Forced by the USDA to serve healthy fare and squeezed by a dip in customers, nutrition services now have to protect their bottom lines by taking on the thankless job at which millions of parents have failed: persuading children to eat their vegetables. Some are imitating private-sector business strategies for boosting demand. “Marketing and merchandising are everything in our program,” says Provo’s McComb. Children get free samples and stickers for trying healthy new fare. Concannon is optimistic. “I think we can train the palates of kids,” he says.
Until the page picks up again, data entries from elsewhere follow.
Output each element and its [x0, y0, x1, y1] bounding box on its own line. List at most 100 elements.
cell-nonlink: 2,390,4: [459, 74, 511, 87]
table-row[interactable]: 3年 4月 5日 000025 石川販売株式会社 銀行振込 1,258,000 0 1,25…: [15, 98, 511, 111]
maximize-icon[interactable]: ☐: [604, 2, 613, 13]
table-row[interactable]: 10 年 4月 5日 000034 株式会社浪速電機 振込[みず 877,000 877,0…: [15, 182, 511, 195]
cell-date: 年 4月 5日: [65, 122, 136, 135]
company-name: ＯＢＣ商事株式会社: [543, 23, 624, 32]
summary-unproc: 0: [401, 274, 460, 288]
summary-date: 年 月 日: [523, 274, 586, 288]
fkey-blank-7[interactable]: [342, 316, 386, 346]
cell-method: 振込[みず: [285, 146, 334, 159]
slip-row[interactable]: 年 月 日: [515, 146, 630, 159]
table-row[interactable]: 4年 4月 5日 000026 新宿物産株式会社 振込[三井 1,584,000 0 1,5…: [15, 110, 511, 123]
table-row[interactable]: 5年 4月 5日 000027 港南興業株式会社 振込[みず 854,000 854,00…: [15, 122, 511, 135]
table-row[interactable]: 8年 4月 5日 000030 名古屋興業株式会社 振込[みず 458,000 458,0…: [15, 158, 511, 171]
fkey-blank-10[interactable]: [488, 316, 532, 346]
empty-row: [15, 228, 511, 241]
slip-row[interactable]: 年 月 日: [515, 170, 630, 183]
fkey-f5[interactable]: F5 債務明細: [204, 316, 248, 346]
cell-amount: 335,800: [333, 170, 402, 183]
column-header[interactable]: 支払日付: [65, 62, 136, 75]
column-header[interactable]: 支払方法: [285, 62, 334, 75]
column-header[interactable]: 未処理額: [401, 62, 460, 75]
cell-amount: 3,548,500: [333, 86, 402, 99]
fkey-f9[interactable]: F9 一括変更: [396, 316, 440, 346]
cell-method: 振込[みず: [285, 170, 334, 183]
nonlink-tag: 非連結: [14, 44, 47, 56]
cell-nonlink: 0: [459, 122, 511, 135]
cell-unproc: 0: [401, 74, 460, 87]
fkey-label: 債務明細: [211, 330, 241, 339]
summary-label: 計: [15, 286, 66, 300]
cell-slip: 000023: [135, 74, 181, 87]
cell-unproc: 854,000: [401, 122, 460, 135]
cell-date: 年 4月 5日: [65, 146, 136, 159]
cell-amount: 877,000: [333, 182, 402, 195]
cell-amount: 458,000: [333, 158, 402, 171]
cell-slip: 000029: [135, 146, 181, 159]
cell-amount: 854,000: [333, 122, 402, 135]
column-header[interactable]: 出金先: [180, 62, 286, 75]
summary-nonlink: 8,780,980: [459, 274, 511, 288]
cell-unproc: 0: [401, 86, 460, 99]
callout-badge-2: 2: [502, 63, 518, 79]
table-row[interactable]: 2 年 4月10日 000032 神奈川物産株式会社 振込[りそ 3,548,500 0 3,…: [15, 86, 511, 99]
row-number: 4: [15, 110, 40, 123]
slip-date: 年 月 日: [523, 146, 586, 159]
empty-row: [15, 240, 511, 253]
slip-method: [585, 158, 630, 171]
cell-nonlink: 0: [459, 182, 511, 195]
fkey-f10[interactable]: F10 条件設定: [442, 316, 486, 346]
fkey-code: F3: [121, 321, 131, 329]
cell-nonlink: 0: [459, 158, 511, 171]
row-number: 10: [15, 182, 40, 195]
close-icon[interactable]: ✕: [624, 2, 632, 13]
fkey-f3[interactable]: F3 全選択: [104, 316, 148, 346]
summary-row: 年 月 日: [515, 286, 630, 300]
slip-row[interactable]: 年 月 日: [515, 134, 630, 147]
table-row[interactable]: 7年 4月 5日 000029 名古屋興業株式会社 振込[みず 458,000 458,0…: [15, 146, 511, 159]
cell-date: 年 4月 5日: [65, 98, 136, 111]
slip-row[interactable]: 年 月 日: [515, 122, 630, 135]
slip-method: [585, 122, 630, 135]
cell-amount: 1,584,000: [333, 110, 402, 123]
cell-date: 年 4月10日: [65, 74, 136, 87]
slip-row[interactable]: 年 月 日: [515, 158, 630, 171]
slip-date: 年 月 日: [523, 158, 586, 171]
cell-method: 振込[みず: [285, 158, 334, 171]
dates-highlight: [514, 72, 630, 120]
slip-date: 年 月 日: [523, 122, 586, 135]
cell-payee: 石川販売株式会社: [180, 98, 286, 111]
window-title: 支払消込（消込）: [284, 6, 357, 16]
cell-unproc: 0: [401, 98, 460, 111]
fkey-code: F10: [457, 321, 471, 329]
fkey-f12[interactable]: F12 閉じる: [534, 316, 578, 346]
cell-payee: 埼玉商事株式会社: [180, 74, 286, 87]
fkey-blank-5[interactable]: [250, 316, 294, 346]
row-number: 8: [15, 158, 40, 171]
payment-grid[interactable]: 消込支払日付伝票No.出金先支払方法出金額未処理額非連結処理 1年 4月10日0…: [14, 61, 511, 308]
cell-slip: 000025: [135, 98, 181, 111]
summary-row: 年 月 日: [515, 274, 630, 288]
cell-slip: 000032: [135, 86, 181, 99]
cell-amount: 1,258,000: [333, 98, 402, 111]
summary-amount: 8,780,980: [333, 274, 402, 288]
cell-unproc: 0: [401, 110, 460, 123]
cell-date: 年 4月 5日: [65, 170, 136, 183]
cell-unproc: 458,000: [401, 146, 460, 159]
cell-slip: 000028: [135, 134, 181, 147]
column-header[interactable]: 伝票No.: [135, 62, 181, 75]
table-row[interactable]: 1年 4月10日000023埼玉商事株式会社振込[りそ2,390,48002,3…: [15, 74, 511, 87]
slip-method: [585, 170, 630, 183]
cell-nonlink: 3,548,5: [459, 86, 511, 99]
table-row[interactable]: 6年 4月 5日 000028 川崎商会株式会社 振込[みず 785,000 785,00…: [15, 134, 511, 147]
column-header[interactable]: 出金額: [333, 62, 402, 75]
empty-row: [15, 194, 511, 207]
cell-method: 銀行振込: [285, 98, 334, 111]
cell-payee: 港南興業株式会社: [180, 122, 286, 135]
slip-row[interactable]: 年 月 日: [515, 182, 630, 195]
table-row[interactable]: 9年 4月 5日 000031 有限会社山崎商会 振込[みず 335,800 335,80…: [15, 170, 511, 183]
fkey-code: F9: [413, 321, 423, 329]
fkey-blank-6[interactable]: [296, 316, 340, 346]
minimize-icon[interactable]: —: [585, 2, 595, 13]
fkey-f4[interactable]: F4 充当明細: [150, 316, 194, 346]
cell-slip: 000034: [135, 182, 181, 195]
He may be right. A University of North Carolina study found that in 65 percent of FoodCorps classrooms, where students are planting gardens and tasting arugula, children improved their attitudes toward trying new fruits and vegetables. But the human desire for sugary, salty, and fatty fare won’t evolve away overnight. Schools, alas, must work with the children they have. As Hayes says, “It’s only nutrition if they eat or drink it. You can plan something absolutely perfect and wonderful—but if they don’t eat it, it’s not nutritious.” Tossing healthy fare into the compost bin might be good for the school garden, but it’s not what those hoping to change childhood obesity rates have in mind.